I'd also include companies like the trade desk in tier 2 they pay ££££. Also reddit and Pinterest.

All.these.compnaies have multiple jobs paying in the 100k + ball park.

I worked at one of the OG faang companies (for my sins) for a loooong time now at another one of the companies listed in tier 1.

It's not for faint of heart though...
I am always shocked by coworkers who live paycheck to paycheck.
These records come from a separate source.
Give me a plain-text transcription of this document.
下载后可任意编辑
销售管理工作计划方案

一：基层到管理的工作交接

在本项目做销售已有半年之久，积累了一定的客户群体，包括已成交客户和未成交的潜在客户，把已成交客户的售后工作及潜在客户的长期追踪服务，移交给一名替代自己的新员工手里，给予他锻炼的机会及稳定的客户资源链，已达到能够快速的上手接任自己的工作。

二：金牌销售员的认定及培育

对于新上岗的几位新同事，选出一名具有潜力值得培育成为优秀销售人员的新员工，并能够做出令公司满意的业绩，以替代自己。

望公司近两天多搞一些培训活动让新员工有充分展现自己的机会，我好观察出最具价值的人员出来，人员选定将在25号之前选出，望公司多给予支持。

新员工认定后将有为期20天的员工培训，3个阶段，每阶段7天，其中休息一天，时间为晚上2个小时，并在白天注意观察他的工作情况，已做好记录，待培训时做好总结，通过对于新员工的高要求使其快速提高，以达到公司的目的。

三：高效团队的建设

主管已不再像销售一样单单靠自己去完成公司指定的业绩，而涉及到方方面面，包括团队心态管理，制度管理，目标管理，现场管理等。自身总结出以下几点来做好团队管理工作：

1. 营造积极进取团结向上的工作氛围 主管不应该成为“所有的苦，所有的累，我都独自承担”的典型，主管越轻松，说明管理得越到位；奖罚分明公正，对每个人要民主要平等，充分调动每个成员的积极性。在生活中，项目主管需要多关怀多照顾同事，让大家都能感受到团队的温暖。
It's not really a stable industry any more and you can fall off the horse anytime.
Also baffled by people who are bizarre niche specialists in... i dont know... fintech b2b marketing in Tunisia and egypt and had a 150k job at my old employer and having been made redundant seem to think thats what they deserve as a minimum salary vs recognising they got lucky and no one will ever pay that again.

I m a generalist and my basic principle jas been "follow the money". So i always worked in commercial and / or program management in roles that have direct or indirect revenue influence.
Eg when they come round looking to sack swathes of people.. they think twice about my role as it would negatively impact Revenue

PerhapsaSillyQuestion · 23/05/2026 17:37

@SalmonOnFinnCrisp thank you 😘

Bananarep · 23/05/2026 17:42

Best advice I can give you.

If you aspire to earning ‘six figures’ - be it 100k or 999k, de-risk this socialist government, leave the UK and seek a more tax-friendly jurisdiction.

Your gross salary level is rather academic, if you are giving away increasing amounts in tax.

Oh and btw - many on MN will despise you anyway (sorry).